En attendant, les algues sont ramassées, mais cela a un coût. Pour la commune d’Hillion, il s’est élevé en 2008 à 100 000 euros, auxquels se sont ajoutés 400 000 euros apportés par le conseil général des Côtes-d’Armor.
Pour les recycler, l’épandage à base uniquement d’algues est une solution. Mais, peu informés, les agriculteurs les ajoutent en général aux engrais habituels, ne faisant ainsi qu’augmenter la quantité d’azote (une tonne d’algues en contient 1,2 kg). Le même phénomène de marée verte s’était produit en Chine, en 2008, peu avant l’ouverture des Jeux olympiques de Pékin. La pollution avait engendré une prolifération d’algues vertes dans la station balnéaire de Qingdao, qui s’apprêtait à recevoir les épreuves de voile.
Les autorités avaient dû employer les grands moyens pour régler le problème, faisant appel à plus de dix mille bénévoles pour nettoyer le site. Le phénomène est pourtant bien connu en Chine : le lac Taihu, situé dans le delta du fleuve Yangze, avait été le cadre d’une marée verte en 2007. Deux millions de personnes avaient alors été privées d’eau potable pendant quinze jours.
L’ulve n’est pas la seule à provoquer des dégâts : Ostreopsis ovata sévit actuellement sur la Côte d’Azur. Cette algue, invisible à l’oeil nu, vit fixée sur les grandes algues. « Elle se retrouve parfois dans l’air, déplacée par les embruns de la mer et peut entraîner, par son inhalation, des troubles respiratoires, de la fièvre, une toux ou encore un rhume », explique Rodolphe Lemée, chercheur à la station marine de Villefranche-sur-Mer (Alpes-Maritimes). Les symptômes diminuent en général en un jour ou deux, sans complications.
Le 30 juillet, et ce pour la deuxième année d’affilée, la présence d’Ostreopsis ovata a conduit à une interdiction de baignade sur une plage de Villefranche-sur-Mer : des analyses avaient révélé un taux de 184 000 cellules de cette algue par litre d’eau, alors que le seuil d’alerte est fixé à 100 000 cellules.
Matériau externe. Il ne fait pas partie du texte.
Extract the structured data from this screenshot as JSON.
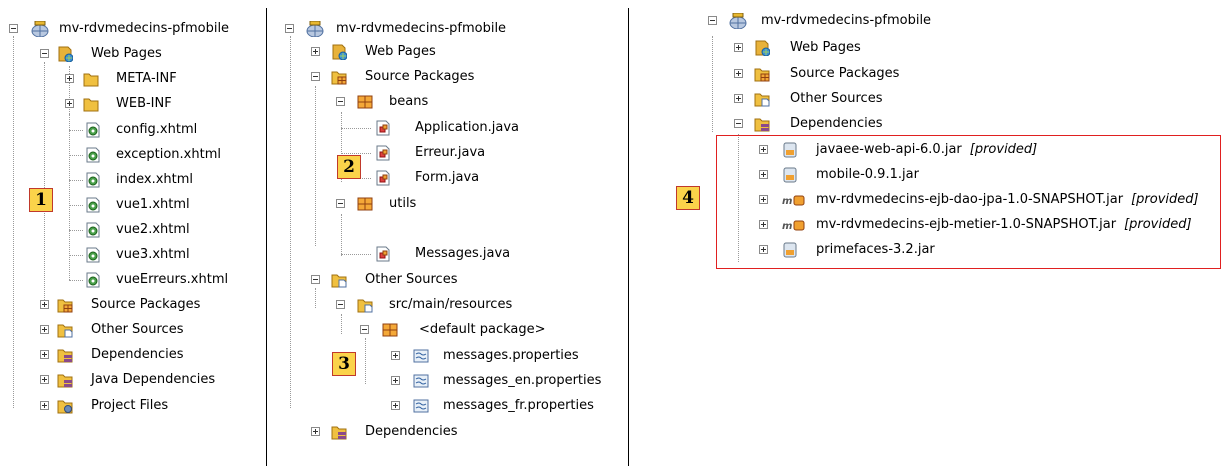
{
  "panel1": {
    "rows": [
      {
        "label": "mv-rdvmedecins-pfmobile",
        "icon": "project-globe-icon"
      },
      {
        "label": "Web Pages",
        "icon": "web-pages-folder-icon"
      },
      {
        "label": "META-INF",
        "icon": "folder-icon"
      },
      {
        "label": "WEB-INF",
        "icon": "folder-icon"
      },
      {
        "label": "config.xhtml",
        "icon": "xhtml-file-icon"
      },
      {
        "label": "exception.xhtml",
        "icon": "xhtml-file-icon"
      },
      {
        "label": "index.xhtml",
        "icon": "xhtml-file-icon"
      },
      {
        "label": "vue1.xhtml",
        "icon": "xhtml-file-icon"
      },
      {
        "label": "vue2.xhtml",
        "icon": "xhtml-file-icon"
      },
      {
        "label": "vue3.xhtml",
        "icon": "xhtml-file-icon"
      },
      {
        "label": "vueErreurs.xhtml",
        "icon": "xhtml-file-icon"
      },
      {
        "label": "Source Packages",
        "icon": "source-packages-icon"
      },
      {
        "label": "Other Sources",
        "icon": "other-sources-icon"
      },
      {
        "label": "Dependencies",
        "icon": "dependencies-icon"
      },
      {
        "label": "Java Dependencies",
        "icon": "dependencies-icon"
      },
      {
        "label": "Project Files",
        "icon": "project-files-icon"
      }
    ],
    "badge": "1"
  },
  "panel2": {
    "rows": [
      {
        "label": "mv-rdvmedecins-pfmobile",
        "icon": "project-globe-icon"
      },
      {
        "label": "Web Pages",
        "icon": "web-pages-folder-icon"
      },
      {
        "label": "Source Packages",
        "icon": "source-packages-icon"
      },
      {
        "label": "beans",
        "icon": "package-icon"
      },
      {
        "label": "Application.java",
        "icon": "java-file-icon"
      },
      {
        "label": "Erreur.java",
        "icon": "java-file-icon"
      },
      {
        "label": "Form.java",
        "icon": "java-file-icon"
      },
      {
        "label": "utils",
        "icon": "package-icon"
      },
      {
        "label": "Messages.java",
        "icon": "java-file-icon"
      },
      {
        "label": "Other Sources",
        "icon": "other-sources-icon"
      },
      {
        "label": "src/main/resources",
        "icon": "other-sources-icon"
      },
      {
        "label": "<default package>",
        "icon": "package-icon"
      },
      {
        "label": "messages.properties",
        "icon": "properties-file-icon"
      },
      {
        "label": "messages_en.properties",
        "icon": "properties-file-icon"
      },
      {
        "label": "messages_fr.properties",
        "icon": "properties-file-icon"
      },
      {
        "label": "Dependencies",
        "icon": "dependencies-icon"
      }
    ],
    "badge2": "2",
    "badge3": "3"
  },
  "panel3": {
    "rows": [
      {
        "label": "mv-rdvmedecins-pfmobile",
        "icon": "project-globe-icon"
      },
      {
        "label": "Web Pages",
        "icon": "web-pages-folder-icon"
      },
      {
        "label": "Source Packages",
        "icon": "source-packages-icon"
      },
      {
        "label": "Other Sources",
        "icon": "other-sources-icon"
      },
      {
        "label": "Dependencies",
        "icon": "dependencies-icon"
      },
      {
        "label": "javaee-web-api-6.0.jar",
        "icon": "jar-icon",
        "note": "[provided]"
      },
      {
        "label": "mobile-0.9.1.jar",
        "icon": "jar-icon"
      },
      {
        "label": "mv-rdvmedecins-ejb-dao-jpa-1.0-SNAPSHOT.jar",
        "icon": "maven-jar-icon",
        "note": "[provided]"
      },
      {
        "label": "mv-rdvmedecins-ejb-metier-1.0-SNAPSHOT.jar",
        "icon": "maven-jar-icon",
        "note": "[provided]"
      },
      {
        "label": "primefaces-3.2.jar",
        "icon": "jar-icon"
      }
    ],
    "badge": "4"
  },
  "colors": {
    "badge_fill": "#fbd34a",
    "badge_border": "#c0392b",
    "highlight_box": "#e02020"
  }
}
Cette fois, c’est le réchauffement climatique qui est en cause. D’origine tropicale, cette espèce est présente en Méditerranée depuis la fin des années 1990.
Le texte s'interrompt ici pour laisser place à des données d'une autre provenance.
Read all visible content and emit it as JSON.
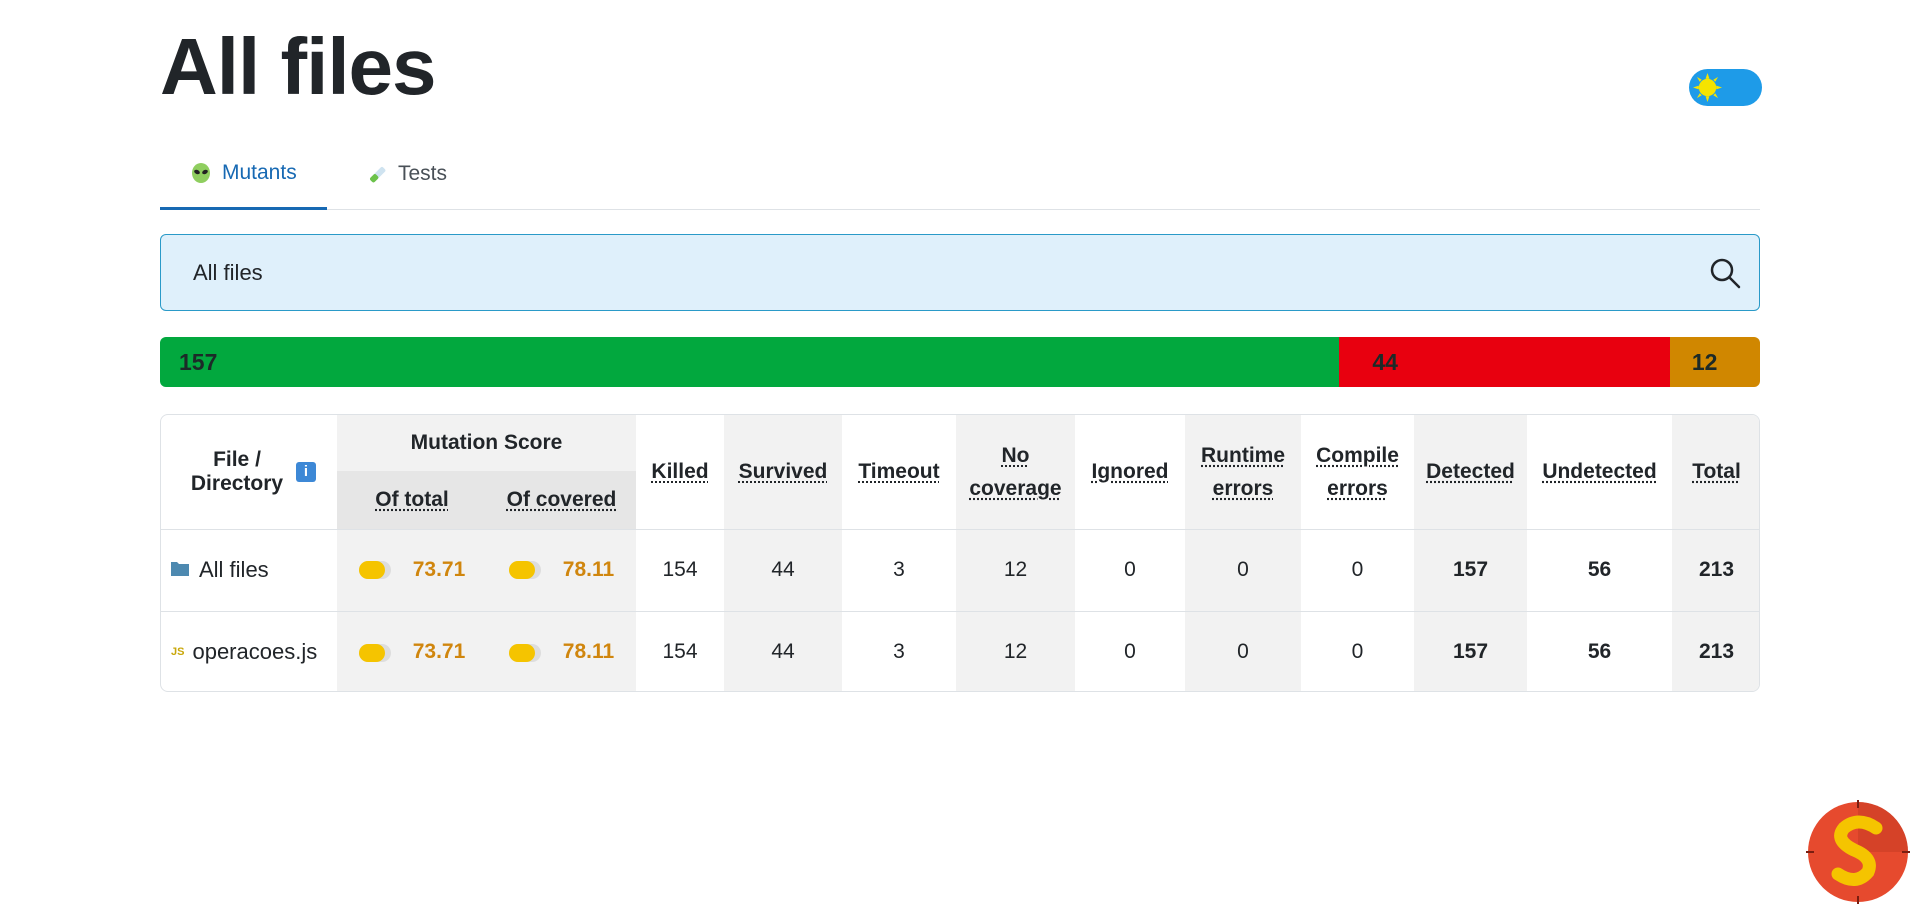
{
  "page": {
    "title": "All files"
  },
  "tabs": [
    {
      "label": "Mutants",
      "icon": "alien-icon",
      "active": true
    },
    {
      "label": "Tests",
      "icon": "test-tube-icon",
      "active": false
    }
  ],
  "search": {
    "placeholder": "All files"
  },
  "progress": {
    "killed": 157,
    "survived": 44,
    "no_coverage": 12,
    "colors": {
      "killed": "#02a83e",
      "survived": "#e8000f",
      "no_coverage": "#d08700"
    }
  },
  "table": {
    "headers": {
      "file": "File / Directory",
      "mutation_score": "Mutation Score",
      "of_total": "Of total",
      "of_covered": "Of covered",
      "killed": "Killed",
      "survived": "Survived",
      "timeout": "Timeout",
      "no_coverage": "No coverage",
      "ignored": "Ignored",
      "runtime_errors": "Runtime errors",
      "compile_errors": "Compile errors",
      "detected": "Detected",
      "undetected": "Undetected",
      "total": "Total"
    },
    "rows": [
      {
        "name": "All files",
        "icon": "folder-icon",
        "of_total": "73.71",
        "of_covered": "78.11",
        "killed": "154",
        "survived": "44",
        "timeout": "3",
        "no_coverage": "12",
        "ignored": "0",
        "runtime_errors": "0",
        "compile_errors": "0",
        "detected": "157",
        "undetected": "56",
        "total": "213"
      },
      {
        "name": "operacoes.js",
        "icon": "js-file-icon",
        "icon_text": "JS",
        "of_total": "73.71",
        "of_covered": "78.11",
        "killed": "154",
        "survived": "44",
        "timeout": "3",
        "no_coverage": "12",
        "ignored": "0",
        "runtime_errors": "0",
        "compile_errors": "0",
        "detected": "157",
        "undetected": "56",
        "total": "213"
      }
    ]
  },
  "colors": {
    "accent": "#1769b3",
    "warning_score": "#d0860e"
  }
}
L’Italie, l’Espagne ou l’Algérie ont, elles aussi, été touchées : plus de deux cents intoxications ont été recensées en juillet sur les plages d’Alger. Ostreopsis ovata a également été repérée en Nouvelle-Zélande.
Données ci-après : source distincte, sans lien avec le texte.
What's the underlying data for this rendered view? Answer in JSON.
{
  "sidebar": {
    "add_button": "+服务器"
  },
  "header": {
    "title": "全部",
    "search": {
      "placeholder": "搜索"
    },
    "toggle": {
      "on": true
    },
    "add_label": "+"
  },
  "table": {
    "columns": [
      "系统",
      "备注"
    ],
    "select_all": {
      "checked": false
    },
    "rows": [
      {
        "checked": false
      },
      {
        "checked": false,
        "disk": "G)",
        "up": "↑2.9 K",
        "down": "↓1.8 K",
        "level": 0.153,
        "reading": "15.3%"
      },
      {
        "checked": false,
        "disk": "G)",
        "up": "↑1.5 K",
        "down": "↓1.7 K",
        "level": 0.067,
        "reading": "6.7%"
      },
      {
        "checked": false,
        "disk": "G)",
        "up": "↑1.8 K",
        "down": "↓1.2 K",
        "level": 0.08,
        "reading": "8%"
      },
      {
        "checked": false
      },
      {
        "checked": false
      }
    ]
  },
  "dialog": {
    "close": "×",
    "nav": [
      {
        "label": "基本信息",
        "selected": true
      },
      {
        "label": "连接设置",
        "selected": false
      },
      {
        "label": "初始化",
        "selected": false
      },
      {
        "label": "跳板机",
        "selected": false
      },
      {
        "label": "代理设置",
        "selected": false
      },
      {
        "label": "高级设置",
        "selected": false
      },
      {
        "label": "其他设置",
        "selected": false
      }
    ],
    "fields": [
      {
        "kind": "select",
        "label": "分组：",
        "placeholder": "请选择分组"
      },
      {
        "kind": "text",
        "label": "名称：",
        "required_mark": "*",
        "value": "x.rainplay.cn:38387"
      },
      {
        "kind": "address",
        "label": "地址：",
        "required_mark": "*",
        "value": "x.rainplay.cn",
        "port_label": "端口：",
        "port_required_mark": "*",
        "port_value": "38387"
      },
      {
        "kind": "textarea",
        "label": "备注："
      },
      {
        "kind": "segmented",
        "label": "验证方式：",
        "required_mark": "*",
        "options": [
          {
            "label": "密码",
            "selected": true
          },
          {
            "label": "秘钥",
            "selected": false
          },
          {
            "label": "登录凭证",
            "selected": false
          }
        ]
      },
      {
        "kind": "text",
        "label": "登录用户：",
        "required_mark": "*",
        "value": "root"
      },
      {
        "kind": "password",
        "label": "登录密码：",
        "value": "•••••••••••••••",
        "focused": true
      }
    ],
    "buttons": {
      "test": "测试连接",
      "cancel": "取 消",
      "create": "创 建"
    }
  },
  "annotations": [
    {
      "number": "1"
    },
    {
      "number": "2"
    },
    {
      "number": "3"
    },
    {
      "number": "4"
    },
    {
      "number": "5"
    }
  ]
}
L’inquiétude plane par ailleurs quant à l’arrivée en Europe d’une micro-algue bien plus toxique : Gambierdiscus toxicus pose depuis des années un énorme problème sanitaire sous les tropiques. Certains poissons infectés par cette algue sont susceptibles de provoquer un empoisonnement chez l’homme et sont donc interdits à la consommation.
L’intoxication se manifeste par une démangeaison féroce, qui a donné à cette maladie le nom de « gratte ». En 2008, Gambierdiscus toxicus a été localisée en Grèce. Le réchauffement climatique est, encore une fois, la cause la plus plausible de cette migration.